Your answer macthed perfectly my needs !!! Thank you very much !! Just to explain: I'm trying to convert some dataframes to "object" like formats in order to prepare them to be used as "data" for an OpenOffice template, using the py3o.template library..... By the way, is there a way to automate the class "columns" innitialization ??
This should be marked as the valid answer
@linSESH I no longer use Python and was a beginner when I asked this question. Given how popular this question has become, if you can explain to me why this answer is better than the accepted one, I will happily accept this one instead
@zola25 It proposes 2 solutions, and both are better than the accepted one IMO. The second one is the same but just more elegant.
@linSESH thanks for the input, on reflection I think the most recent answer is the best
21

having data frame with two column HourOfDay and Percentage, and parameterized constructor of your class you could define a list of Object like this:

 class Reading:

   def __init__(self, h, p):
       self.HourOfDay = h 
       self.Percentage = p 

 listOfReading= [(Reading(row.HourOfDay,row.Percentage)) for index, row in df.iterrows() ]  

1 Comment

this more generic approach worked for me stackoverflow.com/a/75420677/98232
14

It would probably be better to initialise the class with arguments, as follows:

 class Reading:
   def __init__(self, h, p):
       self.HourOfDay = h 
       self.Percentage = p 

Then, to create a list of reading, you could use this function, that takes the DataFrame as an argument:

 def reading_list(df:pd.DataFrame)->list:
    return list(map(lambda x:Reading(h=x[0],p=x[1]),df.values.tolist()))

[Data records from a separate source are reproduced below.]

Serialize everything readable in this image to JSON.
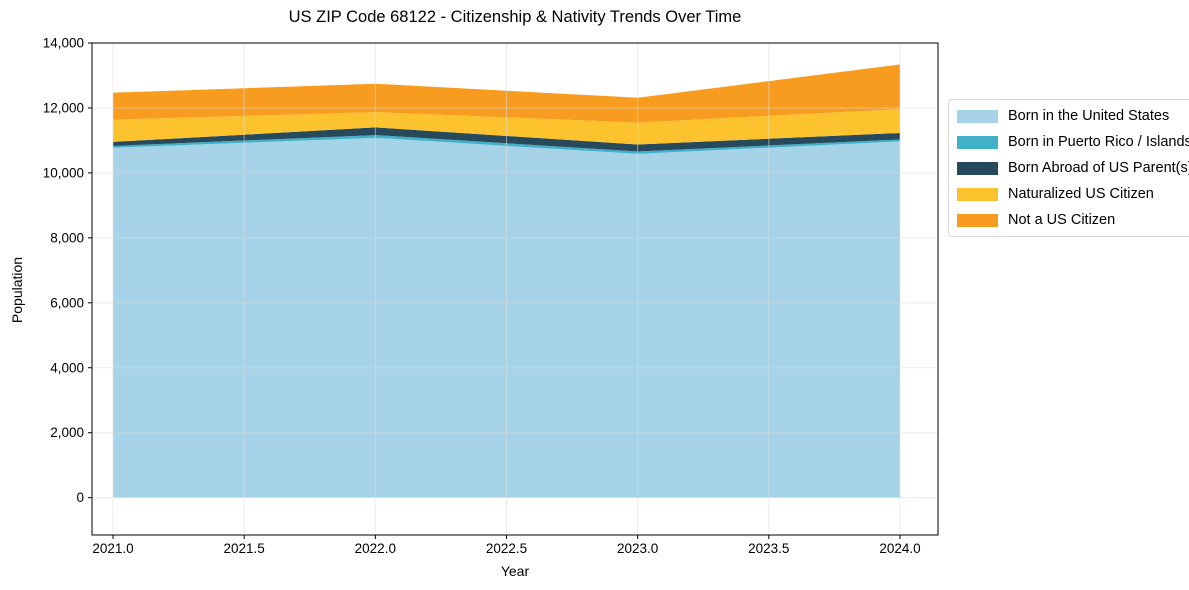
{
  "chart": {
    "title": "US ZIP Code 68122 - Citizenship & Nativity Trends Over Time",
    "xlabel": "Year",
    "ylabel": "Population"
  },
  "chart_data": {
    "type": "area",
    "stacked": true,
    "title": "US ZIP Code 68122 - Citizenship & Nativity Trends Over Time",
    "xlabel": "Year",
    "ylabel": "Population",
    "x": [
      2021,
      2022,
      2023,
      2024
    ],
    "series": [
      {
        "name": "Born in the United States",
        "color": "#a6d3e8",
        "values": [
          10775,
          11080,
          10585,
          10970
        ]
      },
      {
        "name": "Born in Puerto Rico / Islands",
        "color": "#41b0c9",
        "values": [
          55,
          85,
          75,
          60
        ]
      },
      {
        "name": "Born Abroad of US Parent(s)",
        "color": "#264a5c",
        "values": [
          125,
          235,
          215,
          200
        ]
      },
      {
        "name": "Naturalized US Citizen",
        "color": "#fcc32f",
        "values": [
          685,
          470,
          675,
          735
        ]
      },
      {
        "name": "Not a US Citizen",
        "color": "#f89c20",
        "values": [
          830,
          875,
          765,
          1375
        ]
      }
    ],
    "totals": [
      12470,
      12745,
      12315,
      13340
    ],
    "x_ticks": [
      2021.0,
      2021.5,
      2022.0,
      2022.5,
      2023.0,
      2023.5,
      2024.0
    ],
    "x_ticklabels": [
      "2021.0",
      "2021.5",
      "2022.0",
      "2022.5",
      "2023.0",
      "2023.5",
      "2024.0"
    ],
    "y_ticks": [
      0,
      2000,
      4000,
      6000,
      8000,
      10000,
      12000,
      14000
    ],
    "y_ticklabels": [
      "0",
      "2,000",
      "4,000",
      "6,000",
      "8,000",
      "10,000",
      "12,000",
      "14,000"
    ],
    "xlim": [
      2020.92,
      2024.145
    ],
    "ylim": [
      -1150,
      14000
    ],
    "grid": "on",
    "legend_position": "right outside"
  }
}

Execution is fast, even with a large dataset.

2 Comments

This is insanely fast!I just switched to this from reading_objects = reading_df.progress_apply(lambda row: Reading(*row.to_list()), axis=1) and I got 4 fold speedup! (progress_apply is apply with tqdm progress bar, and I am still using the tqdm() function around the df.values.tolist(), so I can not be this).
I'm amazed this isn't the accepted answer. Elegant and very fast.